The Rent Veil
For the Church, everything we need to know about who we are and where we are in the eyes of God is contained in the physical layout of the tabernacle. The crucial significance of the rending of the veil that separated the Holy place from the Most Holy place is apparently not understood by most Christians judging by the unscriptural doctrines that pass for orthodoxy. Let us look at that rent veil and the profundity of what it signifies for God’s people.

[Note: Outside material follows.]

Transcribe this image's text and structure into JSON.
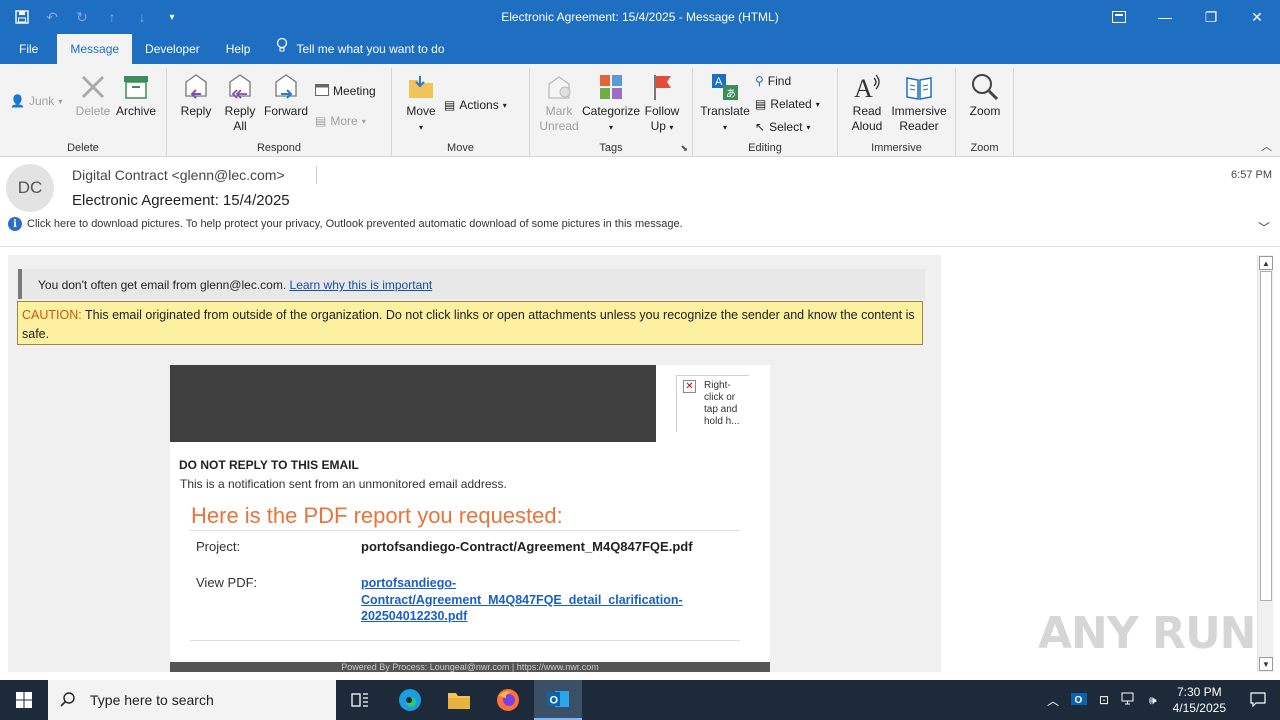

Up until the crucifixion of Jesus, the people of God, symbolized by the golden candlestick in the Holy place, were separated from the ark and mercy seat in the Most Holy place which typified the presence of God and His throne in the heavenly realm. The two chambers were separated by a veil embroidered with cherubim. This veil stood for the physical body of Jesus Christ which, during his earthly ministry, both illuminated the glory of God for those anointed to see it and veiled it off. At his crucifixion, the veil was split in two to signify that the purpose of God was accomplished for that physical body. This means that the Church is now in the same room as the throne of God. A mighty new reality was created for believers which is described in Hebrews 12:22-24. Old Jerusalem and her children are now superceded by the New Jerusalem and her children, the sons of God, Jew and gentile. Everything that had been natural and physical is now spiritual and heavenly while still on earth.
What we see in the history of the Church is an apostasy that sews back the veil creating a distortion in the gospel. The glorious reality that Jesus opened up to us has been closed off through the doctrines of men that center around the physical body of Jesus. These doctrines have believers focused on a desire to see Jesus in physical form either at the rapture, or in old Jerusalem or in that place they call heaven. They want to see Jesus anywhere but in the mirror.
The Father has revealed to me that one of the sad consequences of this unscriptural focus on the physical man Jesus is that it limits the scope of outreach. The images of Jesus conjured up by most Western Christians have been of a European-looking white man with flowing chestnut hair. Just check out every piece of art depicting Christ from the middle ages to the popular image hanging on the walls of many Christians’ homes. I am not trying to make the point that the historic Jesus instead had semitic features (which he most certainly had), but rather that Jesus Christ is now a Spirit man who is physically manifested in the flesh bodies of the full color spectrum of humanity. I know for a fact that many African Americans have converted to Islam because they reject a Christianity which focuses on the adoration of a white man. How many people turn to Islam, Buddhism, New Age or the occult for this same reason?
The question I have been asked regarding the Spirit man Christ Jesus is what happened to the flesh body of Jesus? Was it not resurrected? What the Spirit has shown me is that the physical structure that the disciples knew and loved was taken over by the resurrection power contained in Jesus’ inner man. Jesus, in that sense, was resurrected bodily but he was released from his identification with that one particular physical body in order to be able to inhabit, by the Spirit of resurrection, the physical bodies of each and every one of his Sons, we who are the children of the resurrection. In other words, the physical body that walked the shores of Galilee had served its purpose and was no longer the exclusive habitation of the Holy Ghost.
Christians who struggle with this need to ask themselves why the resurrected Jesus seemed to make it a point to appear in bodies that were unrecognizable to his disciples. He did this in the garden, he did this on the road to Emmaus, and he did it on the shore of Galilee as he prepared breakfast. (When he did appear with the wounds of the crucifixion, it was merely to help their unbelief.) Some have concocted theories that he was so illuminated that the disciples could not see his face. Really? Some have said he appeared at a distance or in atmospheric conditions that prevented the disciples from taking a good look at him. Really? The truth is that he was bringing home to them the reality that henceforth they were not to know him by the flesh but by the Spirit. He was saying: “Don’t look for that body you knew in Galilee. I have a new body. Yours!”